Perforar Gilda, como perforar Ciudadano Kane, Casablanca o El halcón maltés, creyendo que el oro se encuentra oculto entre claves, implica salirse de la experiencia única de ver la película. De modo que no es imprescindible conocer que los rasgos fotográficos del expresionismo alemán impresos por Rudoph Maté devuelven un sombrío, inquietante escenario, que el famoso traje negro que viste ella mientras canta Put the blame on Mame proviene de un Retrato de Madam X de John Singer Sargent, o que el personaje de Gilda respondía a una decisión de la Columbia de complejizar el filme, según un modelo de mujer (femme fatale) libre, independiente (a la que, sin embargo, su marido ve antes como “esposa” que como “mujer”, de esas, según se sobreentiende, con las que se mezclan los jugadores en los casinos).

Gilda existe mientras la veo. Una vez acabada, solo existe el recuerdo, un placer virtual que puede nombrarse, como hago ahora, citando otro par de esos brillantes hallazgos visuales que regala la película: un sirviente del casino presentándose ante Johnny durante el carnaval con dos máscaras: la de un toro y la de un payaso: el símbolo de un hombre en plenitud y el de un hombre caído por amor; Gilda interpretando Put the blame on Mame, disfrazada como “mujer”.

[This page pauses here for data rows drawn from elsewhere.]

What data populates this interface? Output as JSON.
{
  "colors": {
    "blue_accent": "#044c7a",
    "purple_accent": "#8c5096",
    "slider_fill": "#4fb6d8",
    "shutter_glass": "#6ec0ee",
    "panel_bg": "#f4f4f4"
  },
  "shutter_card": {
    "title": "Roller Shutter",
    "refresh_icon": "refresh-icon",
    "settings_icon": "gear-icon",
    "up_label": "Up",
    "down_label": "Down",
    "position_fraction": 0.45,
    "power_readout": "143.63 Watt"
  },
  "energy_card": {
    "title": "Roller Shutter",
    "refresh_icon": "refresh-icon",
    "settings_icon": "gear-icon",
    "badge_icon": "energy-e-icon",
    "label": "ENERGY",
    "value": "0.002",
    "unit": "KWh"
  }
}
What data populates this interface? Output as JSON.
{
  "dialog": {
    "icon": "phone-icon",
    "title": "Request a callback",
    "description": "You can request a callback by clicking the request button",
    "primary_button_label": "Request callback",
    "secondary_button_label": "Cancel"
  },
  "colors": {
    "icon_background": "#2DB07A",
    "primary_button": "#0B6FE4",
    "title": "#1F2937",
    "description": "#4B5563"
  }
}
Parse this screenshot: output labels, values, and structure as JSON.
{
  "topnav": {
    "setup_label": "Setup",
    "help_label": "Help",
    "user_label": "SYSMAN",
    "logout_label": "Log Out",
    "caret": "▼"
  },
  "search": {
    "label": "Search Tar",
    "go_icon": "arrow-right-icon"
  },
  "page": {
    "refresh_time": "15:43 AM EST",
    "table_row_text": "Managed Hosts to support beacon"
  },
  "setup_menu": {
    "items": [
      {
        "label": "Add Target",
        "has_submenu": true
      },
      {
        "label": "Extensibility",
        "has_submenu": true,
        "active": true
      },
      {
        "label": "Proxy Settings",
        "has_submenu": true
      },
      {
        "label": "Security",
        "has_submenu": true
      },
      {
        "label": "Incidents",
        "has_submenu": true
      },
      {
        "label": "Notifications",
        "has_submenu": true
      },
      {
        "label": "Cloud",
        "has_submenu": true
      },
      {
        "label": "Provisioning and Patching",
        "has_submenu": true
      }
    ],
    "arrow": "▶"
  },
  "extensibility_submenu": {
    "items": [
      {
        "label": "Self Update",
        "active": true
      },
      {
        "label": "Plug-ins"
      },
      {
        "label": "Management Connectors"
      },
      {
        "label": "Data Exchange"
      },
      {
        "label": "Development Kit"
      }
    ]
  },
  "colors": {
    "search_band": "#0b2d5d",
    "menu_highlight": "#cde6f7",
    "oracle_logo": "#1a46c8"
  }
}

“A Gilda la compré, como a ti”, le dice Ballin a Johnny. Es decir, que ha comprado una carcasa, como comprobará cuando aparentemente le sobreviene el amor por ella y ella no le corresponde. Y si el de Johnny por Gilda existió en el pasado, solo el código moral que regía en los estudios de Hollywood en los años 40 dirá que el sentimiento que se remueve cuando se reencuentran sea el de un amor reconciliado, en contra de la coherencia de la propia historia de pasión y odio irreconciliable. Sea esa razón (un código) u otra la del final de Gilda, un final cobarde (a diferencia del de Casablanca o el de Breve encuentro: los dos relatos de la misma apoteosis amorosa), ahuyento enseguida esta mancha y vuelvo, antes de que se desvanezca, al sueño de amor roto que es Gilda.